SiRam Metal Buildings also offers many options for your A-Frame carport including gabled ends, extra panels, extra braces, extra bows and legs. Mobile home anchors are popular with customers because of the added strength they give their carport. Also, don’t forget about our certification option. Talk to one of our team members to learn more.
A steel panel, usually installed horizontally, with the same curve as the bow of the building. They can be installed on either end of the building, and they extend from the top of the legs up. Gable ends can be installed vertically at an additional cost.
When determining the clearance of an A-frame horizontal building, you will start with your leg height. The roof has a standard pitch of 3/12. That means that for every 12 feet of width, the roof will rise 3 feet. To make math easier, that is the same as a ¼ pitch. For every 4 feet over, go up one foot. From the top of the legs to the point at which the roof begins to slope is about six inches on the A-frame carports. Let’s look at an 18 foot wide A-frame carport with a leg height of 6 feet. You will calculate the clearance with the following formula. First, take the leg height of 6 feet and add the 6 inches to the roof where it starts to slope. Now you’re at 6 feet, 6 inches. Next, you will move toward the peak (or center of the building). Count 4 feet in, then move up 1 foot. This brings you 4 feet inward. You have a clearance of 7 feet, 6 inches. Do this until you reach the peak of the building. In this case, it is 9 feet from a leg to the peak. That means the rise will be 2 feet, 4 inches, plus the original 6 inches from the leg, plus the leg height. In total, the peak will have a clearance of about 8 feet, 10 inches. However, you must take the top brace into account, which will lower your peak by a few inches.

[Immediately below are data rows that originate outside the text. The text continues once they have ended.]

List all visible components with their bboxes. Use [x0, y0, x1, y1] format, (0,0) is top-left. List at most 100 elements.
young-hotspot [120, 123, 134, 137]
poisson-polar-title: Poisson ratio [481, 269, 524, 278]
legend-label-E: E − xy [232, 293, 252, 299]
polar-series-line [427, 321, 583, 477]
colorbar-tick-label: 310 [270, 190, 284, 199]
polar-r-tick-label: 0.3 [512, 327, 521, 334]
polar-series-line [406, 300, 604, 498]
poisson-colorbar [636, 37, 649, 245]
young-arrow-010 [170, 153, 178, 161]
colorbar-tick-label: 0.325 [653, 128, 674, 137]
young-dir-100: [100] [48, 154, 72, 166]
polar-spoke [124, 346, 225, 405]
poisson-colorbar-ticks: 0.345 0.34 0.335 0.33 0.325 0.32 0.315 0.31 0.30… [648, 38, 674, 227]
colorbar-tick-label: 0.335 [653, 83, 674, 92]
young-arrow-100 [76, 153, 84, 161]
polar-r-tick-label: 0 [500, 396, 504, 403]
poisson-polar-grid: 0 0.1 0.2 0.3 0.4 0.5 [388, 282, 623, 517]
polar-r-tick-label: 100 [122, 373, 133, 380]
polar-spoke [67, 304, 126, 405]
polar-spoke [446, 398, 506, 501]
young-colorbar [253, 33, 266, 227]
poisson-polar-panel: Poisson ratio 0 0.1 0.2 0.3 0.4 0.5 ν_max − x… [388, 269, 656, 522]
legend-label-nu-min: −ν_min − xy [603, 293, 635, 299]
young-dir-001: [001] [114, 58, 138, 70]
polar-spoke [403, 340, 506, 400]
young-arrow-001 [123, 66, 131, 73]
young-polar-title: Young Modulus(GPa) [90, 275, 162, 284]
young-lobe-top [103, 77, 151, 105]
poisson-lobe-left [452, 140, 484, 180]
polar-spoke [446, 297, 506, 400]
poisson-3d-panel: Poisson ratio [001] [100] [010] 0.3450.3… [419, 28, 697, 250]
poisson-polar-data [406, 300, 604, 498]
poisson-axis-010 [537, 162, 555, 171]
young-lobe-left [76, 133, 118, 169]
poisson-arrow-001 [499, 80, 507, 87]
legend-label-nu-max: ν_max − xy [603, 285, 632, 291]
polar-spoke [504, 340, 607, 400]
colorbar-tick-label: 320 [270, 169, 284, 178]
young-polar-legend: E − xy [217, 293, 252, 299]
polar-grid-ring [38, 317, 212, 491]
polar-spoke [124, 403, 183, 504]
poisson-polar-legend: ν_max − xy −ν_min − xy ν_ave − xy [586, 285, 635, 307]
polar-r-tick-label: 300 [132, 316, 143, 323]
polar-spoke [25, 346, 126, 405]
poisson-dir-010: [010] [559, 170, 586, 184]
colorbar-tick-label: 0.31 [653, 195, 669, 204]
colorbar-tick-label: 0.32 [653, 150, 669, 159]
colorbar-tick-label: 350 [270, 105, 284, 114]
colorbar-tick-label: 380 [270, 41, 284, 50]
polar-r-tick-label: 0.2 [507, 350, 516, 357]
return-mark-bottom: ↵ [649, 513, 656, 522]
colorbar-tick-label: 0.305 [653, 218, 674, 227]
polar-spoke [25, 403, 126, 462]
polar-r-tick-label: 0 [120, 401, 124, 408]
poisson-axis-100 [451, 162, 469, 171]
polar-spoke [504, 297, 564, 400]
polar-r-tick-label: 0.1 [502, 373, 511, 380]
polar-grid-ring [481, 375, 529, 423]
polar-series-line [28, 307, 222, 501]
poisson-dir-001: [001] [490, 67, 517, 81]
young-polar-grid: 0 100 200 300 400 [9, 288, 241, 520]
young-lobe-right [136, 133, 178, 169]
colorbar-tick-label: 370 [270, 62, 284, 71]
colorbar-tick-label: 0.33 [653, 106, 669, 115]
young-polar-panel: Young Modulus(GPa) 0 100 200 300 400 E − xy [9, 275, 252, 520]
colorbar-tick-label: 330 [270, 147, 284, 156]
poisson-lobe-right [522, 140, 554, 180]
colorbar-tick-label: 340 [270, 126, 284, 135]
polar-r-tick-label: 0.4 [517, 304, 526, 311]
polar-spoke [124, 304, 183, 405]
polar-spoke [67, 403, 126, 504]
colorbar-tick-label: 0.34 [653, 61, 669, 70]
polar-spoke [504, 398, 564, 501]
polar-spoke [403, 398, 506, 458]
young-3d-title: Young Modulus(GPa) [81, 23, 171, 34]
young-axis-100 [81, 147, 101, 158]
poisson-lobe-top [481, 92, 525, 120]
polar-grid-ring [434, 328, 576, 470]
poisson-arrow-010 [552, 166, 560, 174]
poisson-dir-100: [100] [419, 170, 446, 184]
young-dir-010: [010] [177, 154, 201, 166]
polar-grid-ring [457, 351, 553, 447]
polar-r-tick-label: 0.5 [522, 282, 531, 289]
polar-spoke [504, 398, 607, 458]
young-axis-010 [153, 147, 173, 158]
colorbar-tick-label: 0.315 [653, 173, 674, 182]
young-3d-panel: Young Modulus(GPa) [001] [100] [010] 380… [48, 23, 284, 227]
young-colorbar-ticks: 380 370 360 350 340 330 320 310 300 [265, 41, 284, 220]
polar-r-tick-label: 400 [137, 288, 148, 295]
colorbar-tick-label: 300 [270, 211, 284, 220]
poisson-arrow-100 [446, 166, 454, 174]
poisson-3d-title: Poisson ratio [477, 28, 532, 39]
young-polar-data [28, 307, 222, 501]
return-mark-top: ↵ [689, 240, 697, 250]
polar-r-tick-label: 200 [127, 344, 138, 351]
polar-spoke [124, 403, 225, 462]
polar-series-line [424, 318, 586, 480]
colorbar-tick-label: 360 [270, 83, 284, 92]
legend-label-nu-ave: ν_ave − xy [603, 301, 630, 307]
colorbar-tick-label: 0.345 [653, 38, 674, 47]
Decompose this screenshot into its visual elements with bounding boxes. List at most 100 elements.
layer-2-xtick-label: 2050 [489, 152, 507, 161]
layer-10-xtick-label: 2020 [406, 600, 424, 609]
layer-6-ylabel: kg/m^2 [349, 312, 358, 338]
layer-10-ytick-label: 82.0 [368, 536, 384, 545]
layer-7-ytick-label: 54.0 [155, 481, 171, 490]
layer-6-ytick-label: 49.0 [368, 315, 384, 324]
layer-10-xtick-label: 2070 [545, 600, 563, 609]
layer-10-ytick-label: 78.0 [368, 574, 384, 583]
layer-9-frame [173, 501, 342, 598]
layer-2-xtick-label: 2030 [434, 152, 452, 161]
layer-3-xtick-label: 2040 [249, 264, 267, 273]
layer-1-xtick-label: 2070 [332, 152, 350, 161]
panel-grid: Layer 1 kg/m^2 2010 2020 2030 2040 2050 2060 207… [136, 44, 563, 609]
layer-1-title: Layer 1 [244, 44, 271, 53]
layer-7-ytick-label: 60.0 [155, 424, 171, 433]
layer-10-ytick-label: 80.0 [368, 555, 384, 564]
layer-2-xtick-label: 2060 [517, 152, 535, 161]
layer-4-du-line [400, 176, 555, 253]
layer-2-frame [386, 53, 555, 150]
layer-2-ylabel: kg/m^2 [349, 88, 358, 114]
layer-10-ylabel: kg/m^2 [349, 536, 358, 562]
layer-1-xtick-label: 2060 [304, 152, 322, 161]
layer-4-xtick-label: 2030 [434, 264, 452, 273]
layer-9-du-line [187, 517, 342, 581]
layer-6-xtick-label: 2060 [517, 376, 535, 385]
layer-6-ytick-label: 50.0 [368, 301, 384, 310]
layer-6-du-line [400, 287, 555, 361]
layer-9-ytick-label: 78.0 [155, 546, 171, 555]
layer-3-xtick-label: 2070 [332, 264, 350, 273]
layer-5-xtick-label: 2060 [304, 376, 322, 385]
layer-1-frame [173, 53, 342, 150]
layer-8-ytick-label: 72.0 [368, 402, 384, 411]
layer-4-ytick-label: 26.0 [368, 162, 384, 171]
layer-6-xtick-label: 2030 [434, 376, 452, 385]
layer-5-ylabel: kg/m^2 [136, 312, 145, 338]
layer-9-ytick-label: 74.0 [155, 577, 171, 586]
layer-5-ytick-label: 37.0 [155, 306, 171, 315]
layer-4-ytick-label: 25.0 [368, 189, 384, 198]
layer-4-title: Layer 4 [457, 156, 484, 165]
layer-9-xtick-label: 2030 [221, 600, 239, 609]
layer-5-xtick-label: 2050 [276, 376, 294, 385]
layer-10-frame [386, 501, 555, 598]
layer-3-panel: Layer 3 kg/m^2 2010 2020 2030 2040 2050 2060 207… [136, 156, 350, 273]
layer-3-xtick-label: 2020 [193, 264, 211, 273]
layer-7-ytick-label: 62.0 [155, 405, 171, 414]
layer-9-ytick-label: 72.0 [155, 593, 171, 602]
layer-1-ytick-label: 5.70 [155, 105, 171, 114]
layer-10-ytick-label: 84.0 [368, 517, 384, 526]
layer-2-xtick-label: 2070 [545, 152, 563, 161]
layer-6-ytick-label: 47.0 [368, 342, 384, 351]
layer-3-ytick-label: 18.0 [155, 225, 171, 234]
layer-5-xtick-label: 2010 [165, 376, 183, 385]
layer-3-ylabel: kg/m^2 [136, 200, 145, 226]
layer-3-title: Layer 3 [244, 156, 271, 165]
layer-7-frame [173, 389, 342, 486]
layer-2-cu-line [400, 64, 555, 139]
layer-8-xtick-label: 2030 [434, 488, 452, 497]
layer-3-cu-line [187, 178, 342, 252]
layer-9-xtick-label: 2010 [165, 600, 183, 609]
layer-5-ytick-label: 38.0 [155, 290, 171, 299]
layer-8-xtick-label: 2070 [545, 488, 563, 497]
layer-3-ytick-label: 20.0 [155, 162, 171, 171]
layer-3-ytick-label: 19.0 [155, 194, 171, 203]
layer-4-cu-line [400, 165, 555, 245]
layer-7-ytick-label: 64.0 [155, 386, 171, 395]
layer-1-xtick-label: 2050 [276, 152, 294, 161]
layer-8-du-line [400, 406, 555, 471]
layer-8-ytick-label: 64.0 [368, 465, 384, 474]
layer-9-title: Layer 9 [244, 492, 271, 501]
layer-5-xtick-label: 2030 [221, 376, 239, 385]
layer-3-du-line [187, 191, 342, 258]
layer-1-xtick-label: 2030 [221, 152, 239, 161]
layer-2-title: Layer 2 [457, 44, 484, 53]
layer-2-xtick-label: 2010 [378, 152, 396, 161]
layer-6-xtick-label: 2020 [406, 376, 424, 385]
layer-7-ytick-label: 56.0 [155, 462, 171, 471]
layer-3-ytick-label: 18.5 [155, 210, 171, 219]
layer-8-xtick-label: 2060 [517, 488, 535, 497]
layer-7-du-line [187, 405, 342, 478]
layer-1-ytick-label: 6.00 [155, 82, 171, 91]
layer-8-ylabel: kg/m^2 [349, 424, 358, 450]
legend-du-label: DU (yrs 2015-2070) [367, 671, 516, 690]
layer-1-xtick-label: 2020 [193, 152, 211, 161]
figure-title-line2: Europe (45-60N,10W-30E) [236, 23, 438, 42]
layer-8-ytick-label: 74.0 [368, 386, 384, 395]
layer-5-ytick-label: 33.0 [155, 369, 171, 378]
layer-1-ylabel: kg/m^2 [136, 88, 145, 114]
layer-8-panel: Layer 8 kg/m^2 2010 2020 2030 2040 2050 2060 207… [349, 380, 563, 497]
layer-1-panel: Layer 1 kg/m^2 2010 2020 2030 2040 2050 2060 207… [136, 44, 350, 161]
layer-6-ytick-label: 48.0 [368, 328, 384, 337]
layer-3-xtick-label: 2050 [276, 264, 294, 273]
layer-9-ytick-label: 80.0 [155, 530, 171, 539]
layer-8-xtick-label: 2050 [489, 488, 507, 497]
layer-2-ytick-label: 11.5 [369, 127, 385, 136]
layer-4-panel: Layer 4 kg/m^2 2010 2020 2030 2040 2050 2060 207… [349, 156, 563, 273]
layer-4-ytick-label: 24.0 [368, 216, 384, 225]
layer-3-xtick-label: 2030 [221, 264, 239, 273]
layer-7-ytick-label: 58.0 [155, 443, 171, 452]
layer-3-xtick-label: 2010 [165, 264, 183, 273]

We offer installation whether it is on ground or cement. When a carport is being installed on cement, it will come with cement anchor bolts. These are pounded into a drilled hole and then bolted to the base rail of the carport. When a carport is being installed on the ground, it is the responsibility of the customer to level the ground and contact the ‘call before you dig’ people. Carports on the ground are installed with the standard pin anchors. The pin anchors are classified as temporary. It’s recommended that buyers upgrade to stronger anchors if wind or snow conditions are a threat. The pin anchor is a 3-foot rebar anchor with a nail head top. The anchor is pounded into the ground through the base rail of the carport.